“We’re going to make some history tonight, I think,” says the popular political leader to his first lady in waiting as he awaits the result of an epoch-changing election in Robert Icke’s radical reworking of Sophocles’ Greek classic. Opening with a TV news mock-up of Oedipus on the street promising the world to the cameras, Icke sets out his store in a slick and straight-lined open-plan office that is Oedipus’ campaign base. Here he comes to let off steam, dress down and catch up with his wife Jocasta and his kids away from the crowds. If Europe is lost, Oedipus is its off-message saviour from everything that is sick. Or he would be if he manages to save himself from his own past.

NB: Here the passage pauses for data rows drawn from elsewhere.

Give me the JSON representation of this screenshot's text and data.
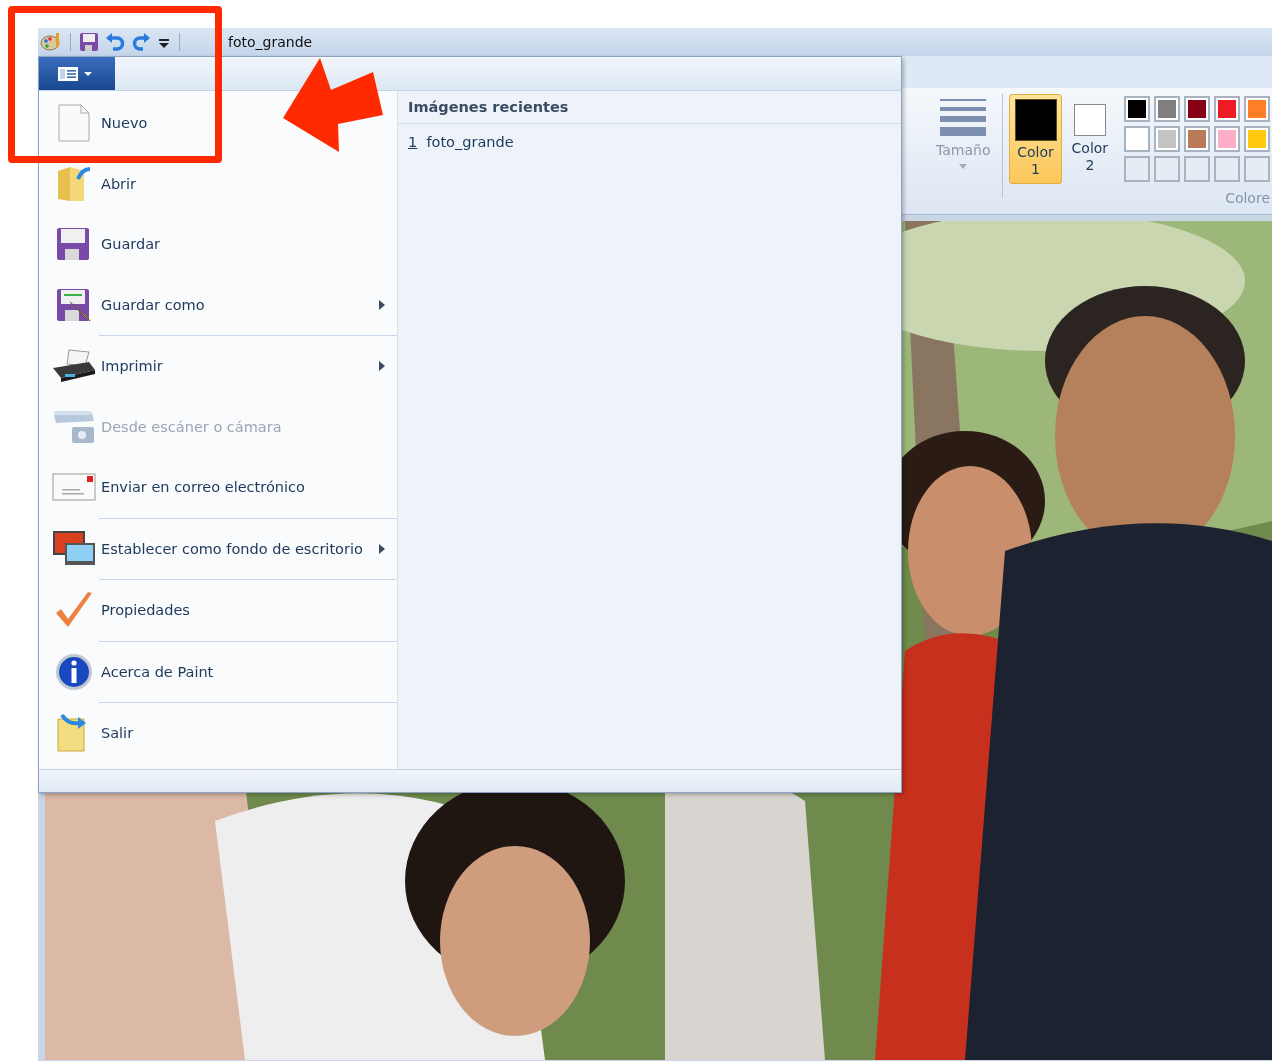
{
  "window": {
    "title": "foto_grande"
  },
  "ribbon": {
    "size": {
      "label": "Tamaño",
      "disabled": true
    },
    "colors": [
      {
        "label": "Color",
        "number": "1",
        "color": "#000000",
        "selected": true
      },
      {
        "label": "Color",
        "number": "2",
        "color": "#ffffff",
        "selected": false
      }
    ],
    "palette": [
      {
        "color": "#000000"
      },
      {
        "color": "#7f7f7f"
      },
      {
        "color": "#880015"
      },
      {
        "color": "#ed1c24"
      },
      {
        "color": "#ff7f27"
      },
      {
        "color": "#ffffff"
      },
      {
        "color": "#c3c3c3"
      },
      {
        "color": "#b97a57"
      },
      {
        "color": "#ffaec9"
      },
      {
        "color": "#ffc90e"
      }
    ],
    "group_label": "Colore"
  },
  "file_menu": {
    "items": [
      {
        "label": "Nuevo",
        "submenu": false,
        "disabled": false,
        "separator_before": false
      },
      {
        "label": "Abrir",
        "submenu": false,
        "disabled": false,
        "separator_before": false
      },
      {
        "label": "Guardar",
        "submenu": false,
        "disabled": false,
        "separator_before": false
      },
      {
        "label": "Guardar como",
        "submenu": true,
        "disabled": false,
        "separator_before": false
      },
      {
        "label": "Imprimir",
        "submenu": true,
        "disabled": false,
        "separator_before": true
      },
      {
        "label": "Desde escáner o cámara",
        "submenu": false,
        "disabled": true,
        "separator_before": false
      },
      {
        "label": "Enviar en correo electrónico",
        "submenu": false,
        "disabled": false,
        "separator_before": false
      },
      {
        "label": "Establecer como fondo de escritorio",
        "submenu": true,
        "disabled": false,
        "separator_before": true
      },
      {
        "label": "Propiedades",
        "submenu": false,
        "disabled": false,
        "separator_before": true
      },
      {
        "label": "Acerca de Paint",
        "submenu": false,
        "disabled": false,
        "separator_before": true
      },
      {
        "label": "Salir",
        "submenu": false,
        "disabled": false,
        "separator_before": true
      }
    ],
    "recent": {
      "heading": "Imágenes recientes",
      "files": [
        {
          "number": "1",
          "name": "foto_grande"
        }
      ]
    }
  }
}
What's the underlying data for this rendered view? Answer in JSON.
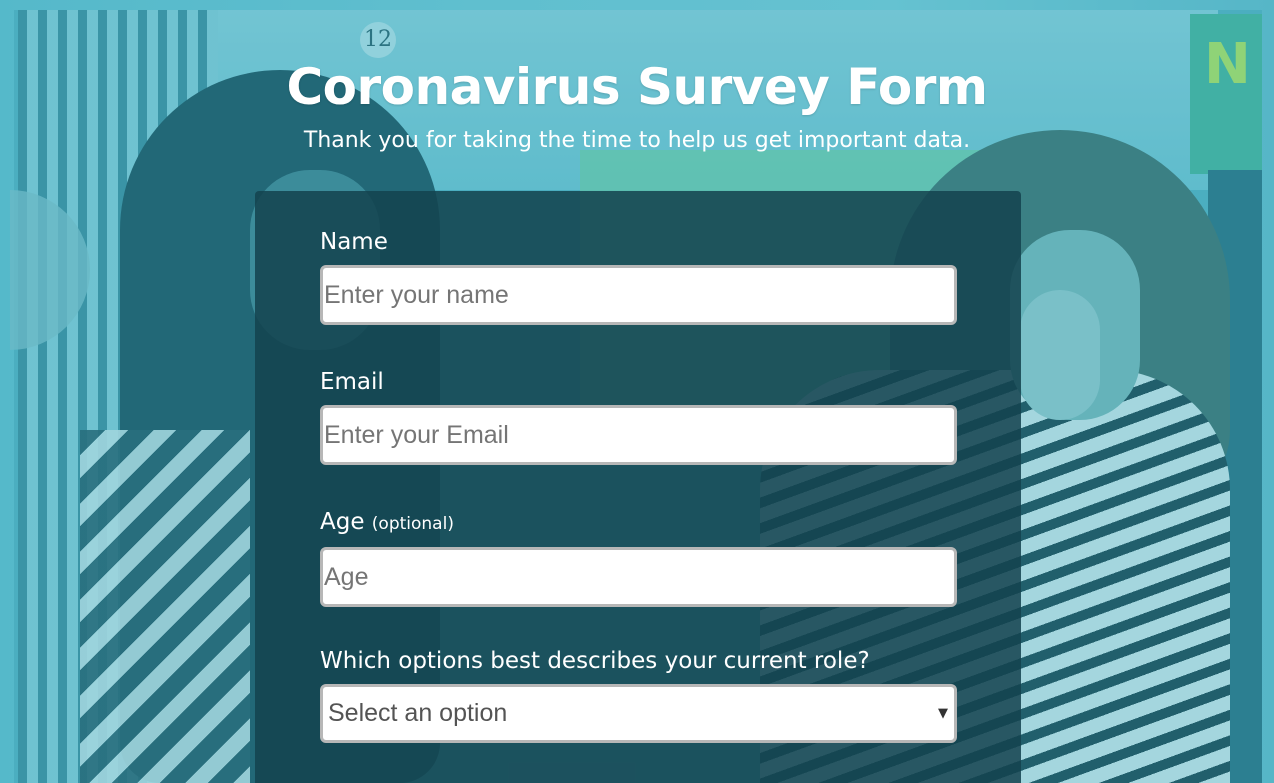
{
  "header": {
    "title": "Coronavirus Survey Form",
    "description": "Thank you for taking the time to help us get important data."
  },
  "background": {
    "clock_number": "12",
    "sign_letters": "N"
  },
  "form": {
    "name": {
      "label": "Name",
      "placeholder": "Enter your name",
      "value": ""
    },
    "email": {
      "label": "Email",
      "placeholder": "Enter your Email",
      "value": ""
    },
    "age": {
      "label": "Age",
      "label_note": "(optional)",
      "placeholder": "Age",
      "value": ""
    },
    "role": {
      "label": "Which options best describes your current role?",
      "selected": "Select an option",
      "icon": "dropdown-triangle-icon"
    }
  },
  "colors": {
    "panel": "#14424e",
    "page_tint": "#8fdcea",
    "text": "#ffffff",
    "input_border": "#b7b7b7"
  }
}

With flat-screen TV monitors relaying a rolling news feed, and an LED clock counting down the play’s just shy of two-hour duration on Hildegard Bechtler’s set, Icke has created a slow-burning peek into the very private world of public figures, which pokes, prods and picks at the sore of every unwitting indiscretion. Aus Greidanus Jr’s Creon is a spin-doctor on the make, Oedipus’ two boys Polynices and Eteocles are discovering who they are, and his daughter Antigone is finding her own way of doing things.
At the self-destructive heart of Icke’s Internationaal Theater Amsterdam production are Hans Kesting and Marieke Hebink’s towering performances as the doomed couple whose attempt to do good are thwarted by the trickledown effects of their respective pasts. There are hints of this aplenty in the dinner table banter between the family even before Creon attempts to firefight the things that brought the couple together. Where he was a hit and run joyrider, she is the survivor of an abusive relationship.
Performed in Dutch with English surtitles, Icke’s take on things focuses too on Oedipus’ lack of foresight through a vanity-driven unwillingness to wear glasses and square up to what’s directly in front of him. If such personal turmoil probably wouldn’t exclude him from public office just now, as the office is stripped increasingly bare, it reveals an Oedipus very much for today.